My Sanyo Z-3 is four yrs old and has been running great. The bulb warning lite gad been going on recently so I just replaced the bulb reset the bulb hour counter and cleaned the unit. However, since I did that it still keeps shutting itself off without any warning. Has anyone experienced this or have any knowledge of similar issue??
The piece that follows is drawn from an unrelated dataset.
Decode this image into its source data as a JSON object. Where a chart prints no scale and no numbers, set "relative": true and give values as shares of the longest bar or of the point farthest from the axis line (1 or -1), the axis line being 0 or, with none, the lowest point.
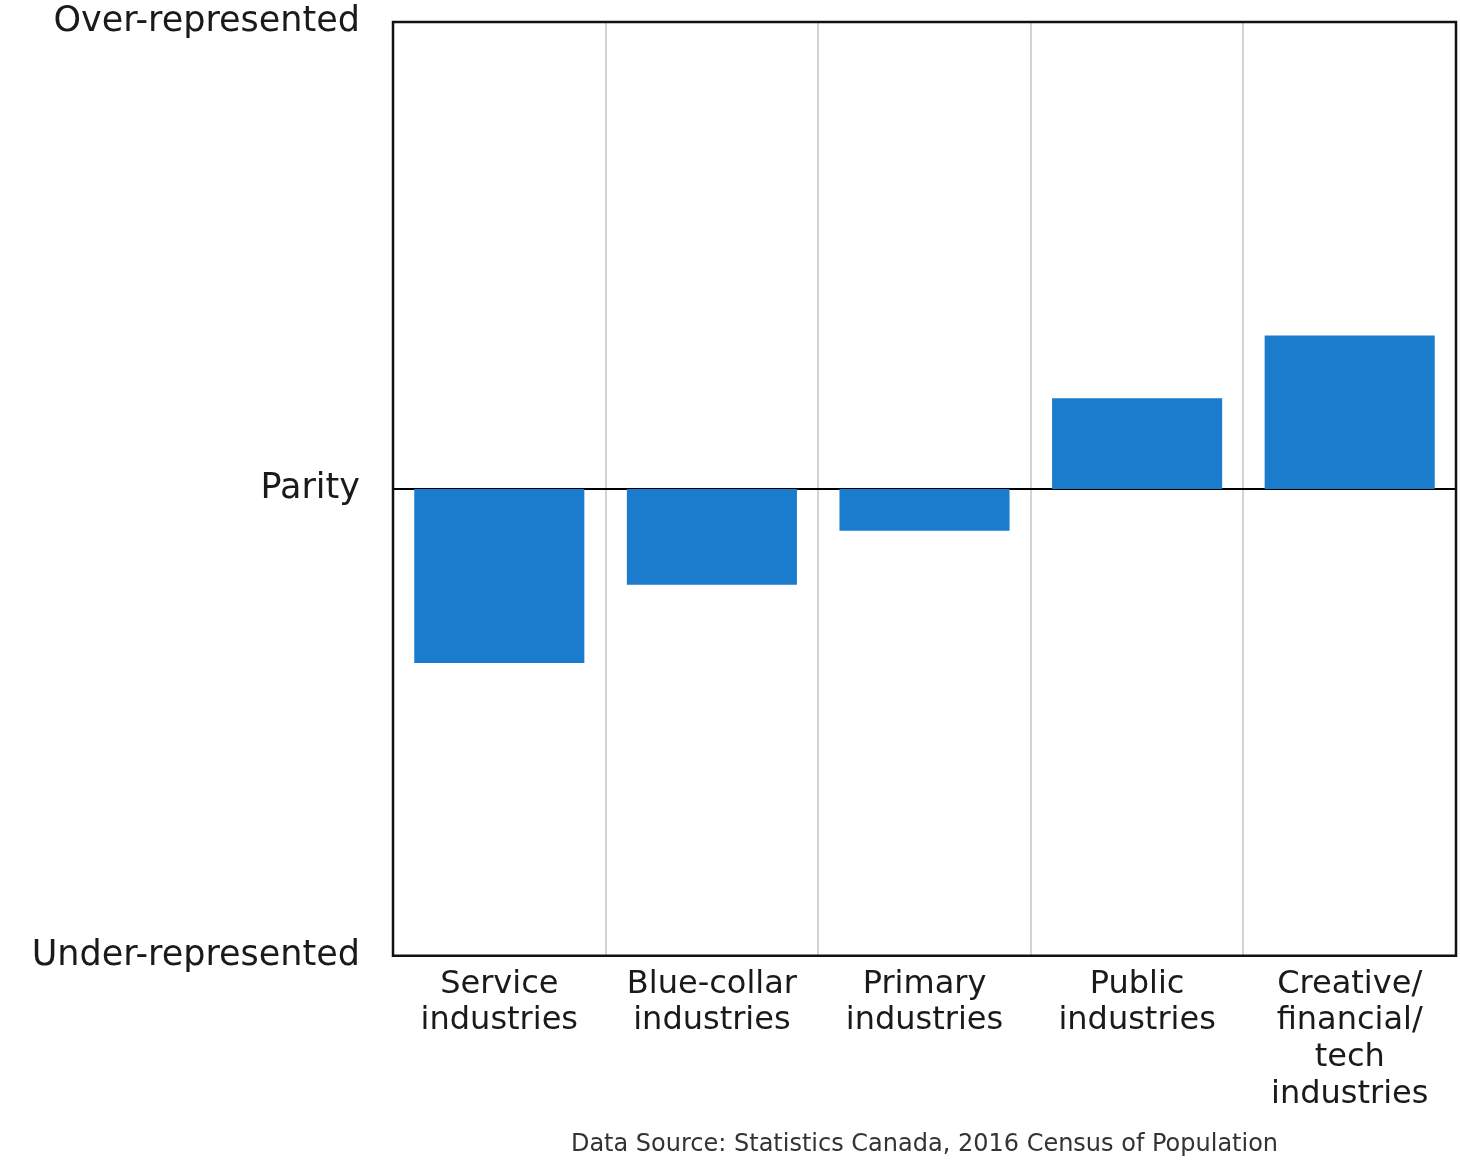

I would greatly appreciate any assistance.

Thanks,
Ignacio


----------



## tcarcio (Jun 27, 2007)

I had the same problem with my Optoma and it was a bad bulb. I would exchange it. It could be a ballast problem but you can cross that road later if need be. Hopefully the bulb came with a warranty. Also if you still have the old bulb you might try it again and see if the problem goes away and if it does then the new bulb is the problem. IMO.


----------



## coello4 (Jul 12, 2009)

Hi TC,

Thanks for the quick response. Yes the bulb has a warranty, but how do I know if it actually is the bulb? Is there a way to confirm? Should I just send it back anyway?


----------



## tcarcio (Jun 27, 2007)

Well to be honest I don't know of a way to confirm but if you put your old bulb back and it works then that would definitley point in that direction.


----------



## Mike P. (Apr 6, 2007)

Thread moved to Home Theater Projectors.


----------



## coello4 (Jul 12, 2009)

Great idea TC, I'll start there.

Thanks for your help
Ignacio


----------



## tonyvdb (Sep 5, 2007)

Just double check that the fan is working as well, it will shut down the projector if it gets to hot. You may have accidentally disconnected the fan when you changed the bulb out.


----------



## Blaser (Aug 28, 2006)

Clean the filter!!


----------